Clearside Biomedical Reports Positive Results from Phase 2b ODYSSEY Trial of CLS-AX for Wet AMD

Clearside Biomedical announced that its phase 2b ODYSSEY trial of CLS-AX (axitinib injectable suspension) for the treatment of wet age-related macular degeneration (AMD) achieved its primary and all secondary endpoints.

In the trial, patients treated with suprachoroidal CLS-AX showed stable best corrected visual acuity (BCVA) and maintained ocular anatomy (central subfield thickness) up to 6 months, comparable to those treated with aflibercept. CLS-AX also demonstrated a well-tolerated safety profile over the 36-week trial, including mandatory re-dosing at Week 24.

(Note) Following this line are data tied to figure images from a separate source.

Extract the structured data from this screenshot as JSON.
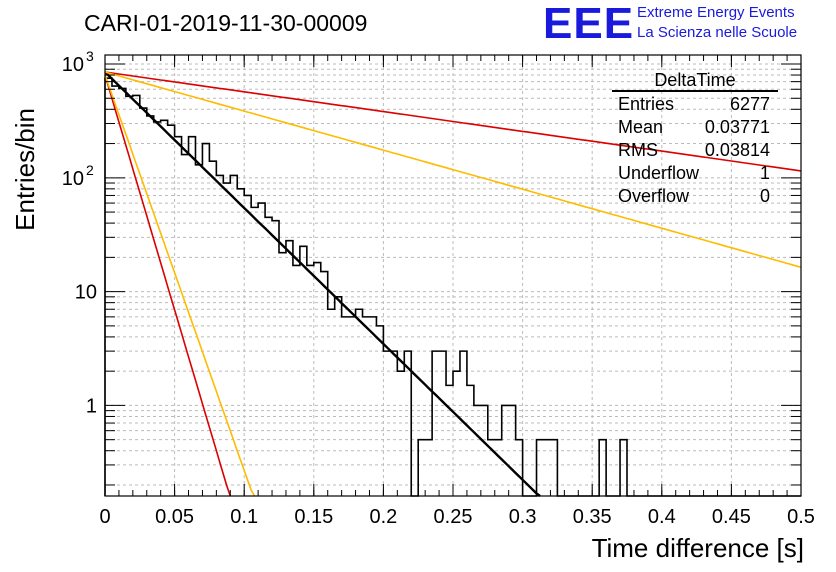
{
  "title": "CARI-01-2019-11-30-00009",
  "logo": {
    "mark": "EEE",
    "line1": "Extreme Energy Events",
    "line2": "La Scienza nelle Scuole"
  },
  "stats": {
    "name": "DeltaTime",
    "rows": [
      {
        "label": "Entries",
        "value": "6277"
      },
      {
        "label": "Mean",
        "value": "0.03771"
      },
      {
        "label": "RMS",
        "value": "0.03814"
      },
      {
        "label": "Underflow",
        "value": "1"
      },
      {
        "label": "Overflow",
        "value": "0"
      }
    ]
  },
  "chart_data": {
    "type": "histogram",
    "title": "CARI-01-2019-11-30-00009",
    "xlabel": "Time difference [s]",
    "ylabel": "Entries/bin",
    "xlim": [
      0,
      0.5
    ],
    "ylim": [
      0.16,
      1200
    ],
    "yscale": "log",
    "grid": true,
    "legend": "top-right",
    "x_ticks": [
      0,
      0.05,
      0.1,
      0.15,
      0.2,
      0.25,
      0.3,
      0.35,
      0.4,
      0.45,
      0.5
    ],
    "x_tick_labels": [
      "0",
      "0.05",
      "0.1",
      "0.15",
      "0.2",
      "0.25",
      "0.3",
      "0.35",
      "0.4",
      "0.45",
      "0.5"
    ],
    "y_tick_labels": [
      {
        "value": 1,
        "label": "1"
      },
      {
        "value": 10,
        "label": "10"
      },
      {
        "value": 100,
        "label": "10",
        "exp": "2"
      },
      {
        "value": 1000,
        "label": "10",
        "exp": "3"
      }
    ],
    "bin_width": 0.005,
    "bin_values": [
      750,
      640,
      610,
      520,
      530,
      410,
      350,
      310,
      320,
      290,
      230,
      160,
      230,
      130,
      200,
      140,
      105,
      90,
      105,
      80,
      70,
      55,
      60,
      45,
      42,
      22,
      28,
      17,
      25,
      17,
      18,
      15,
      7,
      9,
      6,
      6,
      7,
      6,
      6,
      5,
      3,
      3,
      2,
      3,
      0,
      0.5,
      0.5,
      3,
      3,
      1.5,
      2,
      3,
      1.5,
      1,
      1,
      0.5,
      0.5,
      1,
      1,
      0.5,
      0,
      0,
      0.5,
      0.5,
      0.5,
      0,
      0,
      0,
      0,
      0,
      0,
      0.5,
      0,
      0,
      0.5,
      0,
      0,
      0,
      0,
      0,
      0,
      0,
      0,
      0,
      0,
      0,
      0,
      0,
      0,
      0,
      0,
      0,
      0,
      0,
      0,
      0,
      0,
      0,
      0,
      0
    ],
    "fits": [
      {
        "name": "fit",
        "color": "#000000",
        "amplitude": 850,
        "slope": -27.5,
        "x_end": 0.32
      },
      {
        "name": "steep-red",
        "color": "#dd0000",
        "amplitude": 800,
        "slope": -95,
        "x_end": 0.12
      },
      {
        "name": "steep-yellow",
        "color": "#ffbb00",
        "amplitude": 800,
        "slope": -80,
        "x_end": 0.12
      },
      {
        "name": "shallow-red",
        "color": "#dd0000",
        "amplitude": 850,
        "slope": -4.0,
        "x_end": 0.5
      },
      {
        "name": "shallow-yellow",
        "color": "#ffbb00",
        "amplitude": 850,
        "slope": -7.9,
        "x_end": 0.5
      }
    ]
  }
}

"We are thrilled with the positive topline data from ODYSSEY," George Lasezkay, PharmD, JD, President and CEO of Clearside Biomedical, said in a company news release. "The results support advancing CLS-AX into phase 3 development and reinforce the benefits of delivering therapies via our proprietary SCS Microinjector. We were able to maintain stable BCVA while reducing the frequency of injections, with nearly 90% of participants avoiding additional treatment for up to 4 months and 67% for 6 months."

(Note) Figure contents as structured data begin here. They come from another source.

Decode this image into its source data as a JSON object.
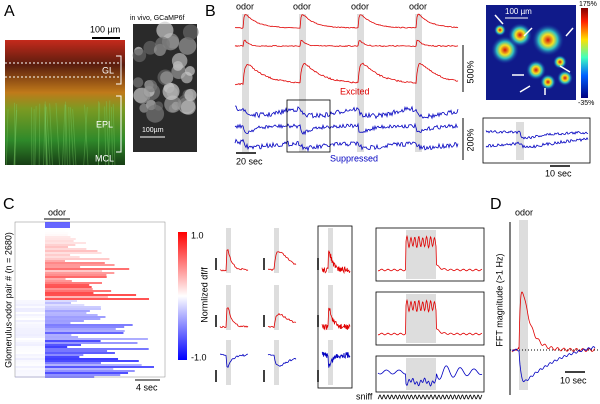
{
  "panels": {
    "a": {
      "label": "A",
      "scale_top": "100 µm",
      "inset_title": "in vivo, GCaMP6f",
      "layers": [
        "GL",
        "EPL",
        "MCL"
      ],
      "inset_scale": "100µm"
    },
    "b": {
      "label": "B",
      "odor": [
        "odor",
        "odor",
        "odor",
        "odor"
      ],
      "excited": "Excited",
      "suppressed": "Suppressed",
      "scale_excited": "500%",
      "scale_suppressed": "200%",
      "time_scale": "20 sec",
      "map_scale": "100 µm",
      "colorbar": [
        "175%",
        "-35%"
      ],
      "inset_time_scale": "10 sec"
    },
    "c": {
      "label": "C",
      "odor": "odor",
      "y_label": "Glomerulus-odor pair # (n = 2680)",
      "time_scale": "4 sec",
      "colorbar": [
        "1.0",
        "-1.0"
      ],
      "colorbar_label": "Normlized df/f",
      "sniff": "sniff"
    },
    "d": {
      "label": "D",
      "odor": "odor",
      "y_label": "FFT magnitude (>1 Hz)",
      "time_scale": "10 sec"
    }
  }
}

"The trial showed that CLS-AX could be flexibly dosed from 12 to 36 weeks, offering the potential for longer-lasting treatment with fewer injections, thanks to the pan-VEGF blockade of axitinib," said Dr. Victor Chong, Clearside's Chief Medical Officer.

ODYSSEY Trial Overview

The randomized, double-masked phase 2b ODYSSEY trial enrolled 60 patients with wet AMD across multiple centers. Participants, previously treated with anti-VEGF therapy, were randomized to receive either CLS-AX (1 mg) or aflibercept (2 mg) over a 36-week period. The study measured BCVA, central subfield retinal thickness (CSRT), injection frequency, and safety.

Key Efficacy Results:

• BCVA Stability: Patients maintained stable BCVA through Week 36
• Anatomical Stability: Central subfield thickness remained stable
• Durability: 90% of CLS-AX-treated patients required no additional treatment up to 16 weeks; 67% up to 24 weeks
• Reduced Injection Burden: CLS-AX participants experienced an 84% reduction in injection frequency compared to pre-study treatment regimens

Safety Results:

• No Serious Ocular Adverse Events: No cases of endophthalmitis, retinal vasculitis, or procedure-related complications were reported.
• Comparable Discontinuation Rates: Both treatment groups exhibited similar discontinuation rates

Clearside Biomedical plans to advance CLS-AX into phase 3 clinical development. Further data from the ODYSSEY trial will be shared in upcoming medical conferences.